On the eve of Cheney’s arrival in Astana, some analysts noted that the White House, no longer content with Kazakhstan’s role as an important economic partner in Central Asia, was scheming to draw Astana into its geopolitical orbit. Kyrgyzstan’s plans to revise the U.S. lease on the Manas air base and deteriorating relations with Uzbekistan make a long-term political alliance between Washington and Astana more realistic.
Cheney’s visit coincided with Kazakh Prime Minister Daniyal Akhmetov’s trip to Baku, where he conducted talks with Azeri leader Ilham Aliyev and Iran’s President Mahmoud Ahmadinejad. Akhmetov stressed Azerbaijan’s need to ensure the security of the Caspian region and reaffirmed Kazakhstan’s readiness to deliver oil to the Azeri Sangachal sea terminal to be sent onward to Europe, bypassing Russia.

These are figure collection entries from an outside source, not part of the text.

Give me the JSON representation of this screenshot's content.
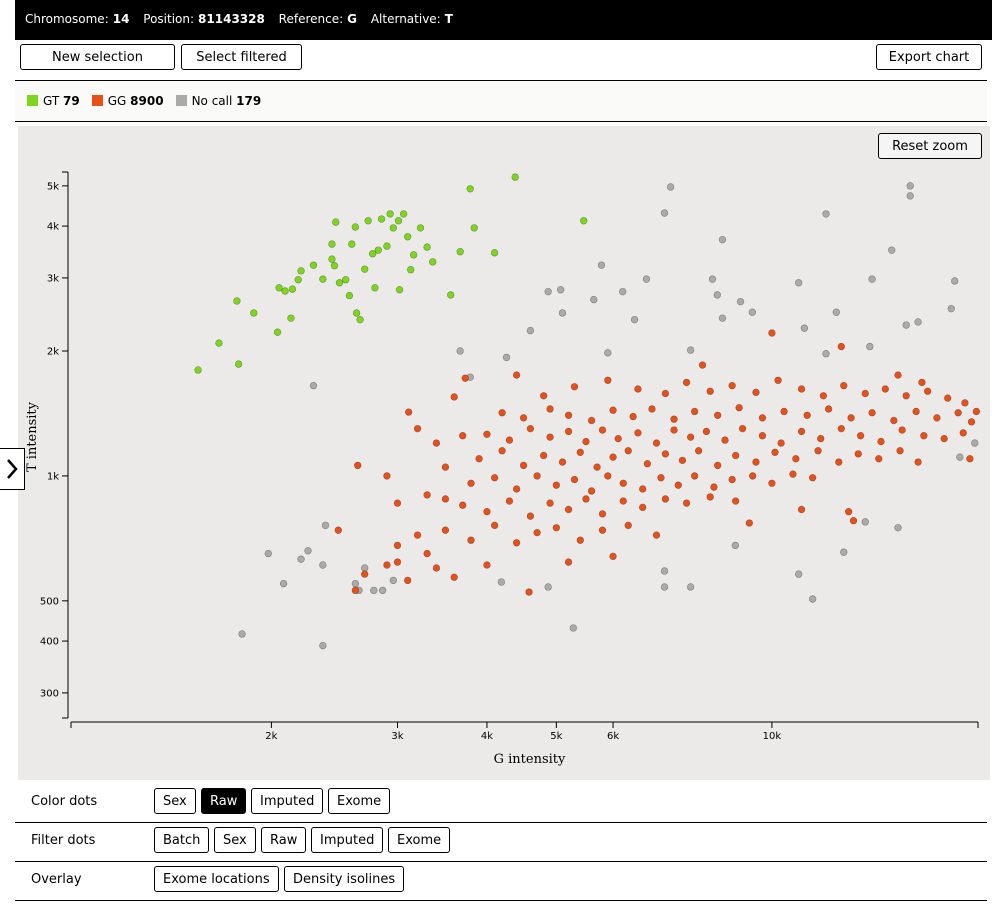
{
  "header": {
    "chromosome_label": "Chromosome:",
    "chromosome": 14,
    "position_label": "Position:",
    "position": 81143328,
    "reference_label": "Reference:",
    "reference": "G",
    "alternative_label": "Alternative:",
    "alternative": "T"
  },
  "toolbar": {
    "buttons": [
      "New selection",
      "Select filtered"
    ],
    "export": "Export chart"
  },
  "chart_data": {
    "type": "scatter",
    "reset_zoom": "Reset zoom",
    "x_label": "G intensity",
    "y_label": "T intensity",
    "xscale": "log",
    "yscale": "log",
    "xlim": [
      1050,
      19400
    ],
    "ylim": [
      261,
      5400
    ],
    "xticks": [
      {
        "value": 2000,
        "label": "2k"
      },
      {
        "value": 3000,
        "label": "3k"
      },
      {
        "value": 4000,
        "label": "4k"
      },
      {
        "value": 5000,
        "label": "5k"
      },
      {
        "value": 6000,
        "label": "6k"
      },
      {
        "value": 10000,
        "label": "10k"
      }
    ],
    "yticks": [
      {
        "value": 5000,
        "label": "5k"
      },
      {
        "value": 4000,
        "label": "4k"
      },
      {
        "value": 3000,
        "label": "3k"
      },
      {
        "value": 2000,
        "label": "2k"
      },
      {
        "value": 1000,
        "label": "1k"
      },
      500,
      400,
      300
    ],
    "series": [
      {
        "name": "GT",
        "count": 79,
        "color": "#7ed61c",
        "x": [
          1580,
          1690,
          1800,
          1790,
          1890,
          2040,
          2050,
          2090,
          2130,
          2140,
          2180,
          2200,
          2290,
          2360,
          2430,
          2430,
          2450,
          2460,
          2490,
          2540,
          2570,
          2590,
          2620,
          2630,
          2660,
          2700,
          2730,
          2770,
          2790,
          2820,
          2850,
          2900,
          2930,
          2960,
          3010,
          3020,
          3060,
          3100,
          3130,
          3160,
          3230,
          3300,
          3360,
          3560,
          3670,
          3790,
          3840,
          4100,
          4380,
          5460
        ],
        "values": [
          1800,
          2090,
          1860,
          2640,
          2470,
          2220,
          2840,
          2790,
          2400,
          2820,
          2970,
          3120,
          3220,
          2980,
          3620,
          3330,
          3210,
          4090,
          2920,
          2970,
          2720,
          3620,
          3980,
          2470,
          2380,
          3150,
          4120,
          3430,
          2840,
          3500,
          4160,
          3580,
          4280,
          3960,
          4120,
          2810,
          4280,
          3770,
          3140,
          3410,
          3960,
          3560,
          3280,
          2730,
          3470,
          4920,
          3960,
          3450,
          5250,
          4120
        ]
      },
      {
        "name": "GG",
        "count": 8900,
        "color": "#e8501a",
        "x": [
          4800,
          5300,
          5900,
          6500,
          7100,
          7600,
          8200,
          8800,
          9500,
          10200,
          11000,
          11800,
          12600,
          13500,
          14400,
          15400,
          16500,
          17600,
          18600,
          16200,
          4200,
          4500,
          4900,
          5200,
          5600,
          6000,
          6400,
          6800,
          7300,
          7800,
          8400,
          9000,
          9700,
          10400,
          11200,
          12000,
          12900,
          13800,
          14800,
          15900,
          17000,
          18200,
          19000,
          4000,
          4300,
          4600,
          4900,
          5200,
          5500,
          5800,
          6100,
          6500,
          6900,
          7300,
          7700,
          8100,
          8600,
          9100,
          9700,
          10300,
          11000,
          11700,
          12500,
          13300,
          14200,
          15200,
          16300,
          17400,
          18500,
          3900,
          4200,
          4500,
          4800,
          5100,
          5400,
          5700,
          6000,
          6300,
          6700,
          7100,
          7500,
          7900,
          8400,
          8900,
          9500,
          10100,
          10800,
          11600,
          12400,
          13200,
          14100,
          15100,
          16000,
          3800,
          4100,
          4400,
          4700,
          5000,
          5300,
          5600,
          5900,
          6200,
          6600,
          7000,
          7400,
          7800,
          8300,
          8800,
          9400,
          10000,
          10700,
          11400,
          3700,
          4000,
          4300,
          4600,
          4900,
          5200,
          5500,
          5800,
          6200,
          6600,
          7100,
          7600,
          8200,
          8900,
          3500,
          3200,
          3500,
          3800,
          4100,
          4400,
          4700,
          5000,
          5400,
          5800,
          6300,
          6900,
          3000,
          3300,
          2480,
          2620,
          2700,
          2900,
          3100,
          3400,
          3600,
          4580,
          5200,
          6000,
          4000,
          3000,
          2640,
          3110,
          3730,
          3200,
          3400,
          2900,
          3000,
          3300,
          3600,
          4400,
          10000,
          8000,
          12500,
          15000,
          19300,
          18900,
          12800,
          11000,
          9300,
          13000,
          3500,
          3700
        ],
        "values": [
          1560,
          1640,
          1700,
          1620,
          1580,
          1680,
          1600,
          1650,
          1590,
          1700,
          1620,
          1560,
          1650,
          1580,
          1620,
          1560,
          1600,
          1540,
          1500,
          1680,
          1420,
          1380,
          1450,
          1400,
          1360,
          1440,
          1390,
          1450,
          1370,
          1430,
          1400,
          1460,
          1380,
          1430,
          1400,
          1450,
          1380,
          1420,
          1360,
          1430,
          1380,
          1420,
          1350,
          1260,
          1220,
          1300,
          1240,
          1280,
          1210,
          1290,
          1230,
          1270,
          1200,
          1290,
          1240,
          1280,
          1220,
          1300,
          1250,
          1200,
          1280,
          1230,
          1300,
          1250,
          1210,
          1290,
          1250,
          1230,
          1270,
          1100,
          1150,
          1060,
          1120,
          1080,
          1140,
          1050,
          1110,
          1150,
          1070,
          1130,
          1090,
          1150,
          1060,
          1120,
          1080,
          1140,
          1100,
          1150,
          1080,
          1130,
          1100,
          1150,
          1080,
          960,
          990,
          930,
          1000,
          950,
          980,
          920,
          1000,
          960,
          930,
          990,
          950,
          1000,
          940,
          980,
          1000,
          960,
          1010,
          990,
          850,
          820,
          870,
          800,
          860,
          830,
          880,
          810,
          870,
          840,
          880,
          860,
          890,
          870,
          880,
          720,
          740,
          700,
          760,
          690,
          730,
          750,
          700,
          740,
          760,
          720,
          680,
          650,
          740,
          530,
          580,
          610,
          560,
          600,
          570,
          525,
          620,
          640,
          610,
          620,
          1060,
          1425,
          1720,
          1300,
          1200,
          1000,
          860,
          900,
          1550,
          1750,
          2210,
          1850,
          2050,
          1750,
          1430,
          1100,
          820,
          830,
          770,
          780,
          1050,
          1250
        ]
      },
      {
        "name": "No call",
        "count": 179,
        "color": "#aaaaaa",
        "x": [
          1820,
          1980,
          2080,
          2250,
          2200,
          2290,
          2360,
          2360,
          2380,
          2620,
          2650,
          2700,
          2780,
          2860,
          2960,
          3670,
          3790,
          4260,
          4600,
          4870,
          5070,
          5100,
          5640,
          5780,
          5900,
          6190,
          6430,
          6680,
          7080,
          7220,
          7700,
          8260,
          8390,
          8530,
          8530,
          9040,
          9390,
          10900,
          11100,
          11900,
          11900,
          12300,
          13700,
          13800,
          14700,
          15600,
          15600,
          15400,
          16000,
          17800,
          18000,
          5280,
          11400,
          10900,
          7700,
          7080,
          4870,
          4190,
          12600,
          13500,
          15000,
          18300,
          19200,
          7080,
          8890
        ],
        "values": [
          416,
          650,
          550,
          660,
          630,
          1650,
          610,
          390,
          760,
          550,
          530,
          600,
          530,
          530,
          560,
          2000,
          1730,
          1930,
          2240,
          2780,
          2810,
          2470,
          2660,
          3220,
          1980,
          2780,
          2380,
          2980,
          4300,
          4970,
          2010,
          2980,
          2730,
          3710,
          2400,
          2630,
          2480,
          2920,
          2270,
          4280,
          1970,
          2480,
          2050,
          2980,
          3500,
          5000,
          4730,
          2310,
          2350,
          2530,
          2950,
          430,
          505,
          580,
          540,
          540,
          540,
          555,
          655,
          775,
          750,
          1110,
          1200,
          590,
          680
        ]
      }
    ]
  },
  "options": [
    {
      "label": "Color dots",
      "buttons": [
        "Sex",
        "Raw",
        "Imputed",
        "Exome"
      ],
      "active": 1
    },
    {
      "label": "Filter dots",
      "buttons": [
        "Batch",
        "Sex",
        "Raw",
        "Imputed",
        "Exome"
      ]
    },
    {
      "label": "Overlay",
      "buttons": [
        "Exome locations",
        "Density isolines"
      ]
    }
  ]
}
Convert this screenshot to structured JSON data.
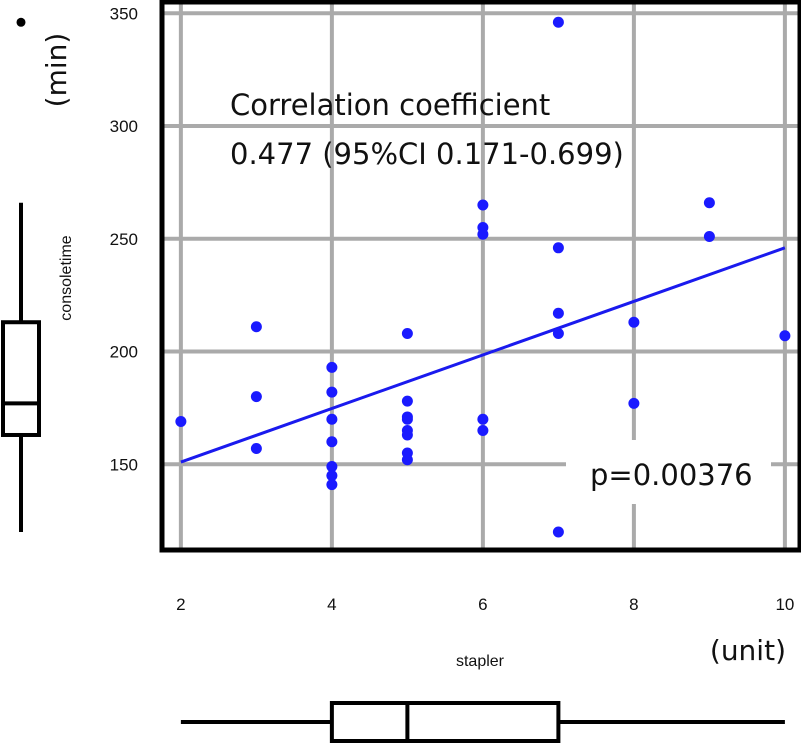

Experts believe Azeri oil and gas supplies alone are not enough to meet Europe’s enormous demands for energy resources, and future deliveries from Kazakhstan through the Baku-Tbilisi-Ceyhan pipeline could make up the shortfall. But at the same time, analysts warn that Kazakhstan will have to stick to its multi-vector foreign policy and keep the right balance among China, the United States, Russia, and other players in the Caspian region (Delovaya nedelya, April 28).
Like Aliyev, Nazarbayev is worried over the intensifying standoff between Teheran and Washington, which poses a direct threat to the Caspian region. Apparently, if Astana will not actively support the U.S. campaign against Tehran, the White House wants Kazakhstan to at least maintain a “friendly neutrality.” Washington does not want Kazakhstan, which possesses one-fourth of the world’s uranium reserves, to get too close to Iran. Talking to journalists, Cheney said the United States favors a diplomatic solution to the Iranian nuclear problem. He said Iran would be well advised to follow the example of Kazakhstan, which surrendered its nuclear arsenal in the early 1990s (Liter, May 6). He also lauded Kazakhstan for its peacekeeping efforts in Afghanistan and Iraq.
Yet Astana expects much more than just praise and friendly words from Washington. American investment in the Kazakh economy has reached $1.5 billion. Now Kazakhstan wants U.S. assistance for its nuclear energy program. Over the last two months the government has been actively discussing projects to construct nuclear power stations.
Nazarbayev told journalists that his talks with Cheney were conducted in an open and trustful atmosphere. But Kazakhstan cannot easily discard Russian and Chinese interests in the Caspian region. Just before Cheney’s visit Astana hosted the president of Russia’s Lukoil company, Vagit Alekperov, who took part in the ceremony opening Lukoil’s new branch office in Astana and announced plans to expand the company’s activities in Kazakhstan’s Khvalynskoye and Tsentralnoye oil fields (Kazakhstanskaya pravda, April 27).
Even taking into account Russian and Chinese strategic priorities in Kazakhstan, Astana markets itself as Washington’s most reliable partner in Central Asia. Thus, it is no wonder that the Bush administration toned down its criticism of political developments in Kazakhstan, mildly rebuking Astana for last year’s presidential elections that were “not fully conforming to international norms.” Cheney had only perfunctory talks with leaders of local political parties, conspicuously avoiding painful topics. He said Kazakhstan was on the right track with political reforms, but Astana still must prove that it deserves that assessment.